Voltaire — To learn who rules over you, simply find out who you are not allowed to criticize
Friday, November 25, 2011
Connecticut prosecutors will try to send a black man suspected in rape cases along the East Coast to face trial first in Virginia, where a prosecutor asked for him to be extradited to answer for heinous crimes
African-American Aaron Thomas was arrested in March 2011 in his hometown of New Haven, and authorities say DNA confirmed that he is responsible for rapes and other attacks on 17 women from Virginia to Connecticut over the span of a decade. New Haven State's Attorney Michael Dearington wouldn't discuss why Connecticut had decided to extradite Thomas, who is planning to challenge the move to another jurisdiction. Prince William County prosecutor Paul Ebert said that he petitioned to have Thomas returned to Virginia, where he faces potential life sentences, as soon as possible. The first assault that authorities say they connected to Thomas was in 1997 in Forestville, Md., when a man pulled a gun on a woman and forced her into the woods, then fled on a bicycle. Seven months later, a woman was raped behind a restaurant garbage bin in Maryland. The following year, a 16-year-old girl was raped, also in Maryland. Authorities said that the same man then started attacking women in Virginia, until two victims were raped in the same attack in Maryland in 2001. Police said that the suspect resurfaced in 2006 in New England, peeping on a girl doing her homework in Rhode Island before her screams scared him off.
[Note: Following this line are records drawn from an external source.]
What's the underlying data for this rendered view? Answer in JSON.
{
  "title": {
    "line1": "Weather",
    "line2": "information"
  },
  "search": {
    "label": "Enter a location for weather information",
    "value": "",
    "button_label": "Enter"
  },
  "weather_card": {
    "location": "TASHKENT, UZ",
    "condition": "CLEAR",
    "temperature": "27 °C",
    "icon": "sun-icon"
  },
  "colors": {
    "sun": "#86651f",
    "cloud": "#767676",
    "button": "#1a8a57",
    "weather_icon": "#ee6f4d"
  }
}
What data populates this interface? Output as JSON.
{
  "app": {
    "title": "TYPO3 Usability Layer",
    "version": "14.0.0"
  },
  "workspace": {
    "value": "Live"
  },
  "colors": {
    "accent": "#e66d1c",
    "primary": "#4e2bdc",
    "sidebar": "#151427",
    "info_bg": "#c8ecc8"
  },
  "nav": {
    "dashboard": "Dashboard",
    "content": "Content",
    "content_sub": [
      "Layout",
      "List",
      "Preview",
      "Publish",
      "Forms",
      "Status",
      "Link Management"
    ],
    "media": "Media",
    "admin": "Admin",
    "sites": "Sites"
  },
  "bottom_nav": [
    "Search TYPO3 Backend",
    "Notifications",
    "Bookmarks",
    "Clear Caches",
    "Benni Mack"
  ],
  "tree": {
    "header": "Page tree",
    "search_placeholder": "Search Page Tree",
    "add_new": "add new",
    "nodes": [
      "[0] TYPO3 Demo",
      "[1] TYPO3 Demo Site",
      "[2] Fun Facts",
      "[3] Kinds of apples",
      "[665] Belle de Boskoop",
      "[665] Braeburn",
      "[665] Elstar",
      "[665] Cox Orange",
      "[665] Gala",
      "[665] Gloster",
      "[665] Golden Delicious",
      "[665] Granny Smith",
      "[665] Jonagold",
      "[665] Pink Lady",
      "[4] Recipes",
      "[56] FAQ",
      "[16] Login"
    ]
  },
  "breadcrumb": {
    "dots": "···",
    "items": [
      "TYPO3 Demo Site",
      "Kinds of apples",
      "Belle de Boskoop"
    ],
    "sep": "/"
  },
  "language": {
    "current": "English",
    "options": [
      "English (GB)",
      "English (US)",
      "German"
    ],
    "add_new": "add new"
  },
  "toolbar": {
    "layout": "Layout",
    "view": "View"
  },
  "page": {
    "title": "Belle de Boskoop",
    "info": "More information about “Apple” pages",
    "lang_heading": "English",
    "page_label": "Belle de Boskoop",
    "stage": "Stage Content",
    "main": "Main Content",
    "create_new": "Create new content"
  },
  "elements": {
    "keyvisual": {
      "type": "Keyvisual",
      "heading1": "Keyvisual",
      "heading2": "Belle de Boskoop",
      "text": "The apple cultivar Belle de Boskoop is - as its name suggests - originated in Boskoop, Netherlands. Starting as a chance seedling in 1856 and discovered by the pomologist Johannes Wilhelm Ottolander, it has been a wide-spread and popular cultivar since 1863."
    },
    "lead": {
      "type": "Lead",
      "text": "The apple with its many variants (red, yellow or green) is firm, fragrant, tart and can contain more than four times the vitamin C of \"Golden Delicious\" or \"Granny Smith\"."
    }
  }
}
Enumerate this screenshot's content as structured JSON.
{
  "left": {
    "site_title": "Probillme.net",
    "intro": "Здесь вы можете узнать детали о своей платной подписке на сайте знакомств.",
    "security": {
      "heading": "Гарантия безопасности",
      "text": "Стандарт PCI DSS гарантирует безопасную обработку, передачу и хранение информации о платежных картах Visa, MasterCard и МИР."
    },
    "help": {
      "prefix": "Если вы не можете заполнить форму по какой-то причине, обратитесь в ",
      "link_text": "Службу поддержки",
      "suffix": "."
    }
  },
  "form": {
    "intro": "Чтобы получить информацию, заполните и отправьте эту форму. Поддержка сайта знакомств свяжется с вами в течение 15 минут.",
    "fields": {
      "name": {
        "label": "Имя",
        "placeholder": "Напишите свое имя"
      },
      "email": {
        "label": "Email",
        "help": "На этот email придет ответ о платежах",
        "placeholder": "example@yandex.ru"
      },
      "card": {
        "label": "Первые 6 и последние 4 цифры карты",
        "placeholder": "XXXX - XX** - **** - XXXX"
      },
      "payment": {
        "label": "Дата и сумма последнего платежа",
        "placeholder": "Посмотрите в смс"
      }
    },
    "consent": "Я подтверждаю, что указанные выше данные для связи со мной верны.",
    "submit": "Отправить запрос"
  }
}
Two teenage trick-or-treaters were raped in 2009 in Woodbridge, Va. Authorities had mounted a large-scale public outreach campaign, putting up electronic billboards in the states where the attacks occurred and in neighboring states. DNA from a cigarette that police saw Thomas discard after leaving a New Haven court was used to confirm that Thomas was the man wanted in the attacks, a prosecutor has said.